Thursday, June 24, 2010

Thoughts on Bennett, ch. 7

Sorry for missing making comments on a couple of chapters there, but I don't want to backtrack too much. So, some comments on chapter 7 now, and then later this week some comments on chapter 8 and the book as a whole. Also, before I get into this make sure you read APS's post on this chapter (and the discussion, featuring Adrian among others).

Chapter seven, on political ecology, didn't clarify the issues I hoped would be. Indeed, the chapter reflected both the positive and frustrating aspects of the book. First, I won't get into it here, but her readings pushing both Dewey and Ranciere into a stronger anti-anthropocentric vibe are wonderful. For those sections alone I would suggest this chapter (especially if you have any interest in those two thinkers). But her own commitment to being anti-anthropocentric struggles in this chapter. Or, as I put it before, her commitment to a certain type of anti-anthropocentrism (in ontology and policy) seems to not also mean an escaping a certain humanism (an anthropocentrism in ethics and politics, if you will). That's the only way I can possibly understand her claiming at one point in this chapter that we need to move beyond an human exceptionalism, and her claims that certain human interests will always come first and that humans must play an executive role in the world. So, while obviously supportive of the first move (the need to get rid of human exceptionalism) I think we need to spend some time with these last two claims.
In a footnote Bennett claims "this fermentation seems to require some managing to ensure, for example, that all the ingredients are in the pot. It seems to require humans to exercise this 'executive' function" (p. 150 n. 19). This seems to lay in conjunction with her claim that:
For while every public may very well be an ecosystem, not every ecosystem is democratic. And I cannot envision any polity so egalitarian that important human needs, such as health or survival, would not take priority.
Why not? Since I have challenged the uniqueness of humanity in several ways, why not conclude that we and they are equally entitled? Because I have not eliminated all differences between us but examined instead the affinities across these differences, affinities that enable the very assemblages explored in the present book. To put it bluntly, my conatus will not let me "horizontalize" the world completely. I also identify with members of my species, insofar as they are bodies most similar to mine. (p. 104)

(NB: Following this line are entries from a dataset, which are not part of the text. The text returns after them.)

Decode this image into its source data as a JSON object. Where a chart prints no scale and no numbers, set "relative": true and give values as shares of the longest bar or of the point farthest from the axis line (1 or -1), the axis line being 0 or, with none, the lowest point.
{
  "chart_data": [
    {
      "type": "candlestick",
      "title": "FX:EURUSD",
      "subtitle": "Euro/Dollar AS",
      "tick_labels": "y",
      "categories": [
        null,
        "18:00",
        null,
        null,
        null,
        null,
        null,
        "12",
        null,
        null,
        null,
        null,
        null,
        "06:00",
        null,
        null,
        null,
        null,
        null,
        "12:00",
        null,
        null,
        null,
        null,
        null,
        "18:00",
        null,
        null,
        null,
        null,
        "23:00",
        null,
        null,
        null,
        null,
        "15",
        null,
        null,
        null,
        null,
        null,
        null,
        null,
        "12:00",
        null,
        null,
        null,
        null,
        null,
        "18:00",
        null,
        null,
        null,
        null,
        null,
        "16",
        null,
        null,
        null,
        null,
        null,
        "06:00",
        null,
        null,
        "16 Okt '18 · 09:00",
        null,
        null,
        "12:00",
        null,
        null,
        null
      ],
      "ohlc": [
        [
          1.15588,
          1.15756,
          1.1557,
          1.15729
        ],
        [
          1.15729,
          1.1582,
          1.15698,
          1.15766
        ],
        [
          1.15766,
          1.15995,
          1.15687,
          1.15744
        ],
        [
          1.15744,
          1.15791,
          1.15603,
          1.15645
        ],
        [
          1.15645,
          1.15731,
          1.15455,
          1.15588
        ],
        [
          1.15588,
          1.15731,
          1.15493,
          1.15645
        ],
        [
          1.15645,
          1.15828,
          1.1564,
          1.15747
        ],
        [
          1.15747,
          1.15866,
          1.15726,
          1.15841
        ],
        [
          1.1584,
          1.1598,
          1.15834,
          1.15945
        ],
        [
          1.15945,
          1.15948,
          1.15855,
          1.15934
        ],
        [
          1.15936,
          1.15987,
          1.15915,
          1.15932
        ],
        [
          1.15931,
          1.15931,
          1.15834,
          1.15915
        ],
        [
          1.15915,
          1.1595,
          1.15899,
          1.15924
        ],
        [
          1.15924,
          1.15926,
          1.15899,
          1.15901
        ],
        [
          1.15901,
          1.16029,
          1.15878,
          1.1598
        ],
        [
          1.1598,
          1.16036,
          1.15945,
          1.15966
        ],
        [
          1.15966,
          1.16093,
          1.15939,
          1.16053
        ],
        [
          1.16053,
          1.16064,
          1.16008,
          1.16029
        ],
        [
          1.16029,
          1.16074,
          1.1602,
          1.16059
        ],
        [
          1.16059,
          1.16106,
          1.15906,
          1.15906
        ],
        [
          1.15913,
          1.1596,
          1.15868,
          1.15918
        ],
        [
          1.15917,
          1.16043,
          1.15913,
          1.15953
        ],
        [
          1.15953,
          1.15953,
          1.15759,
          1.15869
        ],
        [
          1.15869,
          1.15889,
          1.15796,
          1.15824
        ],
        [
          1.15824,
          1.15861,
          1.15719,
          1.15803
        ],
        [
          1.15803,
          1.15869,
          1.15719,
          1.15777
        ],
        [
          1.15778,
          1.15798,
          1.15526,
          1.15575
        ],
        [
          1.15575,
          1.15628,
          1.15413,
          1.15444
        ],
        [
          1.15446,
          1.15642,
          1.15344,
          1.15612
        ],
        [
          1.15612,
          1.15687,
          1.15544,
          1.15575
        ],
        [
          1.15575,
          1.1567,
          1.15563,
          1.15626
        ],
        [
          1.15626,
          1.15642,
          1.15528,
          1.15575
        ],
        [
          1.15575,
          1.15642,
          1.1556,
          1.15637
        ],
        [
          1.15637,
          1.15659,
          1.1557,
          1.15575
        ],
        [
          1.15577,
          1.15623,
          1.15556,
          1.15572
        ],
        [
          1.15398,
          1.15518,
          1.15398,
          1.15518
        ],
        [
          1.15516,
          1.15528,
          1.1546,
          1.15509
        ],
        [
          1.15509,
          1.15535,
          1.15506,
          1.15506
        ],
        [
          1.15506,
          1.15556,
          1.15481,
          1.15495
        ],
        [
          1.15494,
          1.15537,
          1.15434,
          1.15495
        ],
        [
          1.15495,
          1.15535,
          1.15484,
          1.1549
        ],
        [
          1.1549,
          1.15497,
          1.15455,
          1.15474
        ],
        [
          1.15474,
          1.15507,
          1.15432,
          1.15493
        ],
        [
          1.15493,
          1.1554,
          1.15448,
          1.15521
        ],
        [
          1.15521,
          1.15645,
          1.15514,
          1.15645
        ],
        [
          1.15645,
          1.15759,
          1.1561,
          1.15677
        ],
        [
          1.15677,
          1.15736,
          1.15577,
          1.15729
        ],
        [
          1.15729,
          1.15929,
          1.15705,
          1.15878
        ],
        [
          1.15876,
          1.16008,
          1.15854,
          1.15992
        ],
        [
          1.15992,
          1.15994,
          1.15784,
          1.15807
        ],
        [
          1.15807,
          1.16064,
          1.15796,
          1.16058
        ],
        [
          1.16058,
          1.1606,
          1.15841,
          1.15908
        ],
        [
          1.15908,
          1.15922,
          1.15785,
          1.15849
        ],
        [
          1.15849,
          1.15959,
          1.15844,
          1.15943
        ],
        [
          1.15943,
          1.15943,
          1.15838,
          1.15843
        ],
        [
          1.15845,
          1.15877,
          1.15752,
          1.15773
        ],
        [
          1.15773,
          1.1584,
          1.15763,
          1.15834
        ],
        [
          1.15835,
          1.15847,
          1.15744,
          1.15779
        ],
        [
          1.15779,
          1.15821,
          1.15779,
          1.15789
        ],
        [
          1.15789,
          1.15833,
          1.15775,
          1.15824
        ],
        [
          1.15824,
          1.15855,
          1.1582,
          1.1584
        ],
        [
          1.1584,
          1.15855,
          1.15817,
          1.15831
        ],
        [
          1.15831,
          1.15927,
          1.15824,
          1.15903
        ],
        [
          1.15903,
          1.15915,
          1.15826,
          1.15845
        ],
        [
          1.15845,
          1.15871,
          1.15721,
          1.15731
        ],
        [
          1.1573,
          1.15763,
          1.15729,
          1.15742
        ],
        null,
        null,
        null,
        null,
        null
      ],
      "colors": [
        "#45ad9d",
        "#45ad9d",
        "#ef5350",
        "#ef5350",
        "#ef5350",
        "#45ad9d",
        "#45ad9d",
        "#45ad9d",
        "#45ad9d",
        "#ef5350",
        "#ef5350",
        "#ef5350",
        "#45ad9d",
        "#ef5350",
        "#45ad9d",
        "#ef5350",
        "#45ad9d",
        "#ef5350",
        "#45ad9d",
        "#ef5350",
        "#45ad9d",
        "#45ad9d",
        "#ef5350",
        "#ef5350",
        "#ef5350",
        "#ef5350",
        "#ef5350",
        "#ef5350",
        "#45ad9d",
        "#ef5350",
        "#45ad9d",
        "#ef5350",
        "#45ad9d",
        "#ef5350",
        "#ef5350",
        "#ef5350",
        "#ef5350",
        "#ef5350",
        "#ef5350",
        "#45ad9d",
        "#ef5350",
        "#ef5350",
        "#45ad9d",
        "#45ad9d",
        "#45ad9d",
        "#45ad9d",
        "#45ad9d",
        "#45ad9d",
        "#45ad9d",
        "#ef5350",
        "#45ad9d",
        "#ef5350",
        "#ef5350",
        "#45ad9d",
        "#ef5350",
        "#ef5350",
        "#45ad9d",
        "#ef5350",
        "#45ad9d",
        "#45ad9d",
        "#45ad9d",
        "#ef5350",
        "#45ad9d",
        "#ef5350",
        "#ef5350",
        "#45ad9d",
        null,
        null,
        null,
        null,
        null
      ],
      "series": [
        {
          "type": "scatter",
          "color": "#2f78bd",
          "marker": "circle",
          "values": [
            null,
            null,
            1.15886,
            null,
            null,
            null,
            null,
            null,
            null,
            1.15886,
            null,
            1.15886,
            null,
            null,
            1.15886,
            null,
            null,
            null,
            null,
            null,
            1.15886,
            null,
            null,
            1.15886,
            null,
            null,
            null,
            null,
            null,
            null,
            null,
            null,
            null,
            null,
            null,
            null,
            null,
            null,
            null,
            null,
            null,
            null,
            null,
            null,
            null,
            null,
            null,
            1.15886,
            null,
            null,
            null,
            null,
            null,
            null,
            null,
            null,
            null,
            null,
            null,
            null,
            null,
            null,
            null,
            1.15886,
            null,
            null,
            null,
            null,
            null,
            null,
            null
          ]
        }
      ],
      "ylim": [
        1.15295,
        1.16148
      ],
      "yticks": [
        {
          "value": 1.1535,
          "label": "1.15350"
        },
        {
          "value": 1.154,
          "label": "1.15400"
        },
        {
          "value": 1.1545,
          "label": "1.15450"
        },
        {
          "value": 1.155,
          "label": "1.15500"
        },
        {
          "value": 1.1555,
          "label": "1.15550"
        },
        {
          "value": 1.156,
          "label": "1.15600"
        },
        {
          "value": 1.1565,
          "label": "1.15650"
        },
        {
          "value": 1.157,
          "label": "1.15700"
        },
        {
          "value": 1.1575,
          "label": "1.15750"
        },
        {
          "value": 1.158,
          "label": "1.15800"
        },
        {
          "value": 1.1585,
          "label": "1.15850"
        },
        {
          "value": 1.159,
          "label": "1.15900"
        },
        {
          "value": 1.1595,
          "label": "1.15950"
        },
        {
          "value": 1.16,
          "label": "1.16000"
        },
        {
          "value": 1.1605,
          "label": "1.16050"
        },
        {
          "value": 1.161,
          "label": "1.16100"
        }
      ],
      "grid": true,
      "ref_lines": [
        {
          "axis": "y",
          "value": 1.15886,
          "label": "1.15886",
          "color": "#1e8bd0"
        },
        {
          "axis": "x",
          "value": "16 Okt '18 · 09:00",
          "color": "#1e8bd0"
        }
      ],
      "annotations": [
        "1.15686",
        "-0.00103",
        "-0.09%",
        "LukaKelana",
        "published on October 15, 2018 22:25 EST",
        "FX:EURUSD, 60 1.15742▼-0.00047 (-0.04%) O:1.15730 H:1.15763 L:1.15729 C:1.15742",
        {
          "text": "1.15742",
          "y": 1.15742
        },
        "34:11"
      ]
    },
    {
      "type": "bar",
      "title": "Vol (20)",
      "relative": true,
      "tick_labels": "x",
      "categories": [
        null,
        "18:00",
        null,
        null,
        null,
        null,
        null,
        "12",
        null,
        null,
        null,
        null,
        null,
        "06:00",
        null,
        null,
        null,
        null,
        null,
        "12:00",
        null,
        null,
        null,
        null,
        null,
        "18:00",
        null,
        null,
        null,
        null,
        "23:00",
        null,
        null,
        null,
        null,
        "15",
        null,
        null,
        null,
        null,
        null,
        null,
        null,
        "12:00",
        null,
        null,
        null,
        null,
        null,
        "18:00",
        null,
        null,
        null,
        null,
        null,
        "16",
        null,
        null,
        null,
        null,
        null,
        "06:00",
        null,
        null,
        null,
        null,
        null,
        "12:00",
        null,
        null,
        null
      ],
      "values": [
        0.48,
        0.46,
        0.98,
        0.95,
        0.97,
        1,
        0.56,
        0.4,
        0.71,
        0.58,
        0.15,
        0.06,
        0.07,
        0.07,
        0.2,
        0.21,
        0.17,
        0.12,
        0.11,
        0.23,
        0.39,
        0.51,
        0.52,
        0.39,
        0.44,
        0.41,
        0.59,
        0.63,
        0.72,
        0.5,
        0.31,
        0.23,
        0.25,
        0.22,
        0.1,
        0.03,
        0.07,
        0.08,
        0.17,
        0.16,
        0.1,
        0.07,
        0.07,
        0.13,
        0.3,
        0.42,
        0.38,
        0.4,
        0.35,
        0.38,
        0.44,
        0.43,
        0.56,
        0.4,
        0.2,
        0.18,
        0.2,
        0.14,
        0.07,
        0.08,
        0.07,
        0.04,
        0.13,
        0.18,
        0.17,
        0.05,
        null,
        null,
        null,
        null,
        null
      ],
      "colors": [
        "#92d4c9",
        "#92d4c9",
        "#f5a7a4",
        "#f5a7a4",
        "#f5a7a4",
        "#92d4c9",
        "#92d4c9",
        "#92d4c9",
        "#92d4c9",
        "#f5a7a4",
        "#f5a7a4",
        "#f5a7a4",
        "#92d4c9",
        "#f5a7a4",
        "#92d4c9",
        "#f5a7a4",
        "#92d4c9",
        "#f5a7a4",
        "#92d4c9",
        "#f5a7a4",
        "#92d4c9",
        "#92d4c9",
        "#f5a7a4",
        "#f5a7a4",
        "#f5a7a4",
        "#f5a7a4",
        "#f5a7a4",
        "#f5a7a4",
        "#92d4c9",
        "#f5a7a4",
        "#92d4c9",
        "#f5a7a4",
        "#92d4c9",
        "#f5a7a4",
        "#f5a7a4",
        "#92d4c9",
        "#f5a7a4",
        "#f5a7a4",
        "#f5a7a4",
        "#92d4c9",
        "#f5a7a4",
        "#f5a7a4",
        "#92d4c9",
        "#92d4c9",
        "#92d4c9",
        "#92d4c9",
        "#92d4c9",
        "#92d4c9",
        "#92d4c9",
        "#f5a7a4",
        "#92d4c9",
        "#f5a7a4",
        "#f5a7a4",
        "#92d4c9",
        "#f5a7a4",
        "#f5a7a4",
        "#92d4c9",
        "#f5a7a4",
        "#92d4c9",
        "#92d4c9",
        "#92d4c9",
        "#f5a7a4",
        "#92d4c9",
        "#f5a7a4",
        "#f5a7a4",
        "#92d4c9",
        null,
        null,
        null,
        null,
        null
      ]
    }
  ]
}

Okay, let's parse this position. Bennett wishes to tap the breaks on her movement towards egalitarianism. Whatever else she may have led us to believe, humans are still firmly in the driver's seat. Now, this doesn't just mean that we have greater responsibilities, but like all executives we get more perks, too. So, whatever she has said about enabling instrumentalizations from before, this is a fairly classical move: Deontology for humans, utilitarianism for everything else. Now, this may be unfair, but it is hard to read this in another way. Maybe I am being too quick to think that phrase "important human needs" is fairly useless qualifier, not nearly strong enough ethical, politically, or ontologically to actually protect nonhumans. Her justification for this human exceptionalism is perhaps the worse part: Her conatus makes her. Seriously? Maybe Bennett needs a new conatus. There is nothing her to explain why species difference is an ontologically, ethically, and/or politically important difference or coherent category. My cat is obviously not the same as myself, but my female partner is also obviously not the same as myself. There are plenty of times when we do not flatten out differences but still demand egalitarianism and democracy. Racists who had bothered to read Spinoza might talk about how they can't support egalitarianism because ultimately their conatus makes them support people of the same race because they are more similar. Or class, sex, nation, what have you. It speaks of the profound anthropocentricism of the world that we think people can simply slot in the word species and not suffer from similar issues as if they had said race, sex, class, etc.
Again, this may seem as if I am being too hard on Bennett. so let me clarify. I may find this move disappointing, but I also don't have solutions here. I have occasionally been attacked as simply replacing an anthropocentrism with some sort of animal-centrism. Not entirely fair, but partially true. In that I think that figuring out how to integrate animals into our political and ethical systems is hard enough for now. I could say: Democracy for all! Which is fine if I simply want to work in slogans, but far more complex to actually have some sort of flat ethics. I have repeatedly come out that I worry that a flat ontology can justify its own humanism. I think this is one example of that.